ALCMENA ('Αλκμήνη, Alcmēna)
Figlia del perseide Elettrione e di Anasso, figliuola di un altro perseide, Alceo. Una leggenda la fa nascere da Anfiarao e da Erifile. La sua patria è quasi sempre Tirinto, talora Micene o Midea. Bella e saggia come poche donne, è desiderata in isposa dal cugino Anfitrione, figlio d'Alceo, che riconquista ad Elettrione i suoi armenti rapitigli dai Tafii, i quali in quell'occasione avevano pure ucciso gli otto fratelli d'Alcmena. Per un disgraziato accidente, però, Anfitrione è causa della morte d'Elettrione: un bove si sbanda, egli gli scaglia dietro la clava, e questa, rimbalzando dalle corna del bove, colpisce a morte Elettrione. Non per ciò tralascia Alcmena di amare l'innocente cugino e lo segue in esilio a Tebe, dove Anfitrione è purificato da Creonte.
Prima però di accostarsi ad Alcmena, egli vuole vendicarne i fratelli: parte pertanto, e infine riesce, dopo molte peripezie, specie pel tradimento di Cometo, figlia di Pterelao re dei Tafü, a impossessarsi di Tafo. Ma durante la sua assenza Zeus, invaghito d'Alcmena, si presenta a lei sotto le spoglie del marito (soggetto poi ampiamente svolto dalla commedia greca, donde Plauto trasse il suo Amphitruo). Per volere di Zeus, la notte del concepimento di Eracle si prolunga sino ad avere una durata tripla o quintupla o anche maggiore. Torna intanto vittorioso Anfitrione, e Alcmena concepisce di lui un figlio mortale, Ificle: questo almeno secondo la leggenda più recente, che nell'antica Ificle non figura. Una imprudenza di Zeus decide dell'infelice destino di Eracle: Zeus si vanta nell'adunanza degli dei che sta per nascere del suo sangue un eroe, il quale dominerà sui circonvicini tutti. La maliziosa Era prende Zeus in parola, e come divinità protettrice dei parti ritarda quello di Alcmena e affretta quello della moglie di Stenelo, altro perseide. Così per l'imprudenza di Zeus il fortissimo Eracle resterà soggetto all'imbelle Euristeo. Alcmena è madre affettuosissima tanto di Eracle quanto d'Ificle. - Vedasi in particolare l'‛Ηρακλίσκος ("Ercolino") teocriteo (XXIV carme della silloge).

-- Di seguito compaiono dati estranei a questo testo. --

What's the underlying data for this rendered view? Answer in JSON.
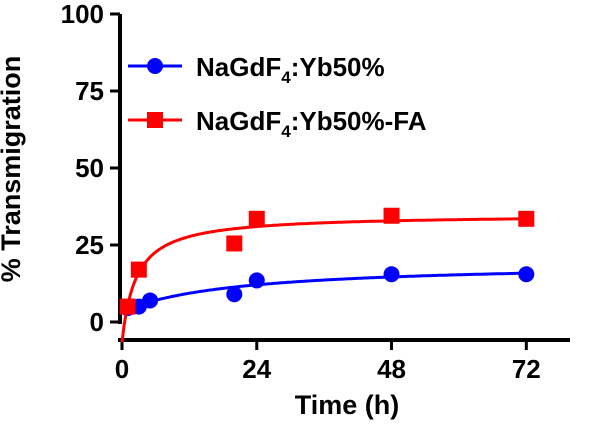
{
  "chart_data": {
    "type": "scatter",
    "xlabel": "Time (h)",
    "ylabel": "% Transmigration",
    "xlim": [
      0,
      78
    ],
    "ylim": [
      0,
      100
    ],
    "x_ticks": [
      "0",
      "24",
      "48",
      "72"
    ],
    "y_ticks": [
      "0",
      "25",
      "50",
      "75",
      "100"
    ],
    "grid": false,
    "legend_position": "top-left",
    "series": [
      {
        "name": "NaGdF4:Yb50%",
        "legend_parts": [
          "NaGdF",
          "4",
          ":Yb50%"
        ],
        "color": "#0000ff",
        "marker": "circle",
        "fit": "saturation curve",
        "x": [
          1,
          3,
          5,
          20,
          24,
          48,
          72
        ],
        "y": [
          4.5,
          5,
          7,
          9,
          13.5,
          15.5,
          15.5
        ]
      },
      {
        "name": "NaGdF4:Yb50%-FA",
        "legend_parts": [
          "NaGdF",
          "4",
          ":Yb50%-FA"
        ],
        "color": "#ff0000",
        "marker": "square",
        "fit": "saturation curve",
        "x": [
          1,
          3,
          20,
          24,
          48,
          72
        ],
        "y": [
          5,
          17,
          25.5,
          33.5,
          34.5,
          33.5
        ]
      }
    ]
  }
}
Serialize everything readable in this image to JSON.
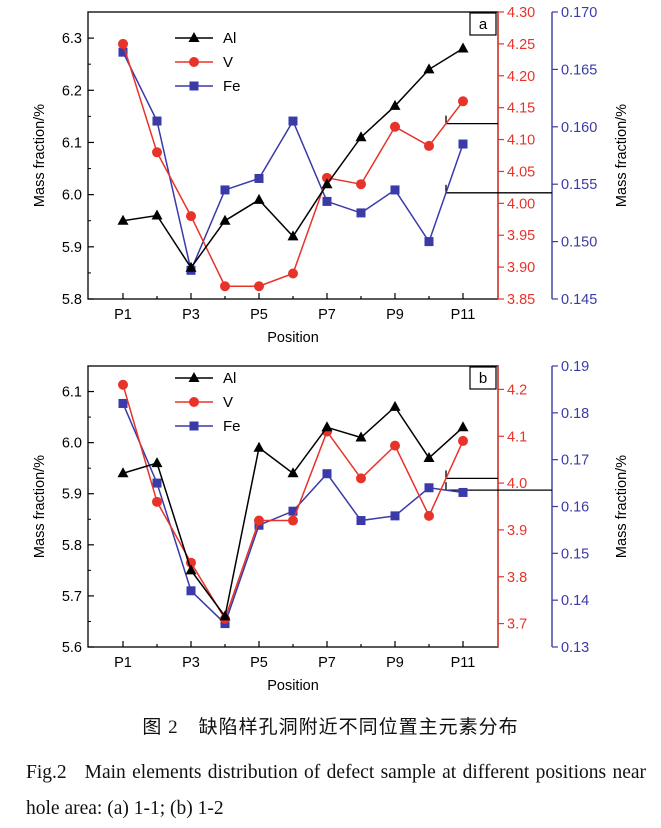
{
  "figure_caption_cn": "图 2　缺陷样孔洞附近不同位置主元素分布",
  "figure_caption_en_tag": "Fig.2",
  "figure_caption_en_text": "Main elements distribution of defect sample at different positions near hole area: (a) 1-1; (b) 1-2",
  "colors": {
    "Al": "#000000",
    "V": "#e8332a",
    "Fe": "#3a3aa8"
  },
  "chart_data": [
    {
      "type": "line",
      "panel_label": "a",
      "xlabel": "Position",
      "x": [
        "P1",
        "P2",
        "P3",
        "P4",
        "P5",
        "P6",
        "P7",
        "P8",
        "P9",
        "P10",
        "P11"
      ],
      "x_tick_labels": [
        "P1",
        "P3",
        "P5",
        "P7",
        "P9",
        "P11"
      ],
      "ylabel": "Mass fraction/%",
      "y_right_label": "Mass fraction/%",
      "grid": false,
      "legend_position": "top-left",
      "axes": {
        "left": {
          "ylim": [
            5.8,
            6.35
          ],
          "ticks": [
            "5.8",
            "5.9",
            "6.0",
            "6.1",
            "6.2",
            "6.3"
          ],
          "color": "#000000"
        },
        "right1": {
          "ylim": [
            3.85,
            4.3
          ],
          "ticks": [
            "3.85",
            "3.90",
            "3.95",
            "4.00",
            "4.05",
            "4.10",
            "4.15",
            "4.20",
            "4.25",
            "4.30"
          ],
          "color": "#e8332a"
        },
        "right2": {
          "ylim": [
            0.145,
            0.17
          ],
          "ticks": [
            "0.145",
            "0.150",
            "0.155",
            "0.160",
            "0.165",
            "0.170"
          ],
          "color": "#3a3aa8"
        }
      },
      "series": [
        {
          "name": "Al",
          "axis": "left",
          "marker": "triangle",
          "values": [
            5.95,
            5.96,
            5.86,
            5.95,
            5.99,
            5.92,
            6.02,
            6.11,
            6.17,
            6.24,
            6.28
          ]
        },
        {
          "name": "V",
          "axis": "right1",
          "marker": "circle",
          "values": [
            4.25,
            4.08,
            3.98,
            3.87,
            3.87,
            3.89,
            4.04,
            4.03,
            4.12,
            4.09,
            4.16
          ]
        },
        {
          "name": "Fe",
          "axis": "right2",
          "marker": "square",
          "values": [
            0.1665,
            0.1605,
            0.1475,
            0.1545,
            0.1555,
            0.1605,
            0.1535,
            0.1525,
            0.1545,
            0.15,
            0.1585
          ]
        }
      ],
      "pointer_lines": [
        {
          "series": "V",
          "x_index": 9.5
        },
        {
          "series": "Fe",
          "x_index": 9.5
        }
      ]
    },
    {
      "type": "line",
      "panel_label": "b",
      "xlabel": "Position",
      "x": [
        "P1",
        "P2",
        "P3",
        "P4",
        "P5",
        "P6",
        "P7",
        "P8",
        "P9",
        "P10",
        "P11"
      ],
      "x_tick_labels": [
        "P1",
        "P3",
        "P5",
        "P7",
        "P9",
        "P11"
      ],
      "ylabel": "Mass fraction/%",
      "y_right_label": "Mass fraction/%",
      "grid": false,
      "legend_position": "top-left",
      "axes": {
        "left": {
          "ylim": [
            5.6,
            6.15
          ],
          "ticks": [
            "5.6",
            "5.7",
            "5.8",
            "5.9",
            "6.0",
            "6.1"
          ],
          "color": "#000000"
        },
        "right1": {
          "ylim": [
            3.65,
            4.25
          ],
          "ticks": [
            "3.7",
            "3.8",
            "3.9",
            "4.0",
            "4.1",
            "4.2"
          ],
          "color": "#e8332a"
        },
        "right2": {
          "ylim": [
            0.13,
            0.19
          ],
          "ticks": [
            "0.13",
            "0.14",
            "0.15",
            "0.16",
            "0.17",
            "0.18",
            "0.19"
          ],
          "color": "#3a3aa8"
        }
      },
      "series": [
        {
          "name": "Al",
          "axis": "left",
          "marker": "triangle",
          "values": [
            5.94,
            5.96,
            5.75,
            5.66,
            5.99,
            5.94,
            6.03,
            6.01,
            6.07,
            5.97,
            6.03
          ]
        },
        {
          "name": "V",
          "axis": "right1",
          "marker": "circle",
          "values": [
            4.21,
            3.96,
            3.83,
            3.71,
            3.92,
            3.92,
            4.11,
            4.01,
            4.08,
            3.93,
            4.09
          ]
        },
        {
          "name": "Fe",
          "axis": "right2",
          "marker": "square",
          "values": [
            0.182,
            0.165,
            0.142,
            0.135,
            0.156,
            0.159,
            0.167,
            0.157,
            0.158,
            0.164,
            0.163
          ]
        }
      ],
      "pointer_lines": [
        {
          "series": "V",
          "x_index": 9.5
        },
        {
          "series": "Fe",
          "x_index": 9.5
        }
      ]
    }
  ]
}
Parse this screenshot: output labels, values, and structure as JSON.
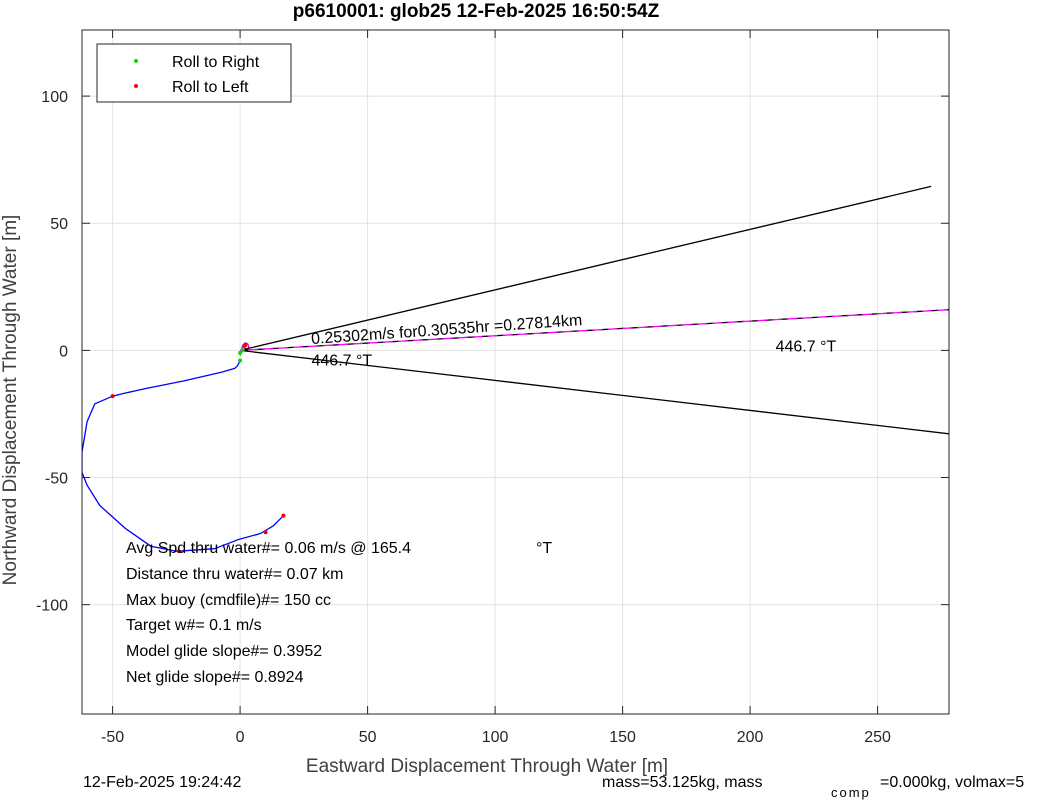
{
  "chart_data": {
    "type": "line",
    "title": "p6610001: glob25 12-Feb-2025 16:50:54Z",
    "xlabel": "Eastward Displacement Through Water [m]",
    "ylabel": "Northward Displacement Through Water [m]",
    "xlim": [
      -62,
      278
    ],
    "ylim": [
      -143,
      126
    ],
    "xticks": [
      -50,
      0,
      50,
      100,
      150,
      200,
      250
    ],
    "yticks": [
      -100,
      -50,
      0,
      50,
      100
    ],
    "xtick_labels": [
      "-50",
      "0",
      "50",
      "100",
      "150",
      "200",
      "250"
    ],
    "ytick_labels": [
      "-100",
      "-50",
      "0",
      "50",
      "100"
    ],
    "grid": true,
    "legend_position": "top-left",
    "legend": [
      {
        "label": "Roll to Right",
        "color": "#00dd00"
      },
      {
        "label": "Roll to Left",
        "color": "#ee0000"
      }
    ],
    "series": [
      {
        "type": "line",
        "color": "#0000ff",
        "x": [
          0,
          -1,
          -2,
          -7,
          -22,
          -37,
          -46,
          -50,
          -57,
          -60,
          -62,
          -62,
          -60,
          -55,
          -45,
          -35,
          -25,
          -10,
          -1,
          8,
          13,
          17
        ],
        "y": [
          -4,
          -6,
          -7,
          -8.5,
          -12,
          -15,
          -17,
          -18,
          -21,
          -28,
          -40,
          -48,
          -53,
          -61,
          -70,
          -77,
          -79,
          -78,
          -74.5,
          -72,
          -69,
          -65
        ]
      },
      {
        "type": "line",
        "color": "#cc00cc",
        "x": [
          0,
          0.5,
          1,
          2,
          3,
          3.5,
          2.5,
          1,
          0.5
        ],
        "y": [
          -2,
          0,
          2,
          3,
          2.5,
          1,
          0.5,
          1.5,
          0
        ]
      },
      {
        "type": "line",
        "color": "#000000",
        "x": [
          0,
          271
        ],
        "y": [
          0,
          64.5
        ]
      },
      {
        "type": "line",
        "color": "#000000",
        "x": [
          0,
          278
        ],
        "y": [
          0,
          -32.8
        ]
      },
      {
        "type": "line",
        "color": "#000000",
        "style": "dashed",
        "x": [
          0,
          278
        ],
        "y": [
          0,
          16
        ]
      },
      {
        "type": "line",
        "color": "#ff00ff",
        "style": "dashed",
        "x": [
          0,
          278
        ],
        "y": [
          0,
          16
        ]
      }
    ],
    "markers": [
      {
        "name": "roll-right",
        "color": "#00dd00",
        "points": [
          [
            0,
            -1
          ],
          [
            0,
            -4
          ],
          [
            1,
            0
          ]
        ]
      },
      {
        "name": "roll-left",
        "color": "#ee0000",
        "points": [
          [
            -50,
            -18
          ],
          [
            -24,
            -79
          ],
          [
            10,
            -71.5
          ],
          [
            17,
            -65
          ],
          [
            2,
            2
          ]
        ]
      }
    ],
    "annotations": [
      {
        "name": "speed-annotation",
        "text": "0.25302m/s for0.30535hr =0.27814km",
        "x": 28,
        "y": 2.5,
        "rotate": -4
      },
      {
        "name": "heading-annotation-lower",
        "text": "446.7  °T",
        "x": 28,
        "y": -6
      },
      {
        "name": "heading-annotation-right",
        "text": "446.7  °T",
        "x": 210,
        "y": -0.5
      }
    ],
    "stats": {
      "avg_speed_label": "Avg Spd thru water#=  0.06 m/s @ 165.4",
      "avg_speed_unit": "°T",
      "distance": "Distance thru water#=  0.07 km",
      "max_buoy": "Max buoy (cmdfile)#= 150 cc",
      "target_w": "Target w#= 0.1 m/s",
      "model_glide": "Model glide slope#= 0.3952",
      "net_glide": "Net glide slope#= 0.8924"
    }
  },
  "footer": {
    "timestamp": "12-Feb-2025 19:24:42",
    "mass_text": "mass=53.125kg, mass",
    "mass_subscript": "comp",
    "mass_tail": "=0.000kg, volmax=5"
  }
}
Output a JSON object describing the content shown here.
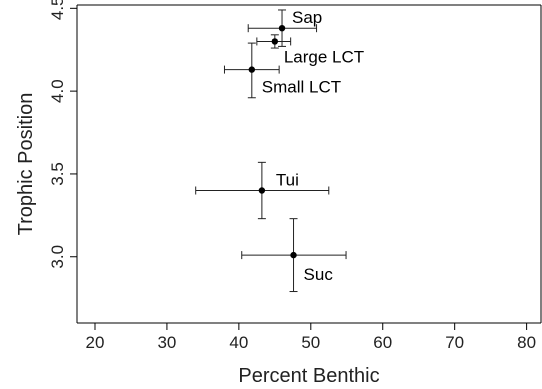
{
  "chart_data": {
    "type": "scatter",
    "title": "",
    "xlabel": "Percent Benthic",
    "ylabel": "Trophic  Position",
    "xlim": [
      17.5,
      82
    ],
    "ylim": [
      2.6,
      4.52
    ],
    "xticks": [
      20,
      30,
      40,
      50,
      60,
      70,
      80
    ],
    "yticks": [
      3.0,
      3.5,
      4.0,
      4.5
    ],
    "ytick_labels": [
      "3.0",
      "3.5",
      "4.0",
      "4.5"
    ],
    "grid": false,
    "points": [
      {
        "label": "Sap",
        "x": 46.0,
        "y": 4.38,
        "xerr": [
          41.3,
          50.8
        ],
        "yerr": [
          4.27,
          4.49
        ]
      },
      {
        "label": "Large LCT",
        "x": 45.0,
        "y": 4.3,
        "xerr": [
          42.5,
          47.2
        ],
        "yerr": [
          4.26,
          4.34
        ]
      },
      {
        "label": "Small LCT",
        "x": 41.8,
        "y": 4.13,
        "xerr": [
          38.0,
          45.6
        ],
        "yerr": [
          3.96,
          4.29
        ]
      },
      {
        "label": "Tui",
        "x": 43.2,
        "y": 3.4,
        "xerr": [
          34.0,
          52.5
        ],
        "yerr": [
          3.23,
          3.57
        ]
      },
      {
        "label": "Suc",
        "x": 47.6,
        "y": 3.01,
        "xerr": [
          40.4,
          54.9
        ],
        "yerr": [
          2.79,
          3.23
        ]
      }
    ]
  }
}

Una leggenda fa che A. dopo la morte d'Anfitrione sposi Radamanti, che insegna ad Eracle l'arte cretese del trar d'arco: più comune la leggenda che unisce Alcmena e Radamanti solo nell'isola dei beati.
Dopo la morte di Eracle, Alcmena cerca con gli Eraclidi riparo contro Euristeo presso Ceice re di Trachine, ma Ceice non vale a difendere i supplici e li invia ad Atene, dove Demofonte, figlio di Teseo, li accoglie benevolo e li difende in battaglia contro l'accorso Euristeo. Nella battaglia anzi Euristeo cade in mano di Iolao o in mano d'Illo, oppure è preso vivo da Iolao e da Illo e portato ad Alcmena, che lo fa morire. Da allora in poi essa può vivere tranquilla coi nipoti in Tebe, donde, appena è venuta a morte, Ermete per ordine di Zeus la trasporta all'isola dei beati e la dona come consorte a Radamanti.
Alcmena ("la possente") è in origine una divinità ctonia, come quel Radamanti di cui essa diviene la sposa nella vita ultramondana.
Bibl.: Cfr. gli articoli Alkmene e Amphitryon di Stoll, in Roscher, Lexikon der griech. u. röm. Mythol., I, i, coll. 246 segg., 321 segg.; art. Alkmene di Wernicke, in Pauly-Wissowa, Real-Encycl. d. class. Altertumswiss., I, col. 1572 segg.; Preller-Robert, Griech. Myth., 4ª ed., II, ii, pp. 605-615.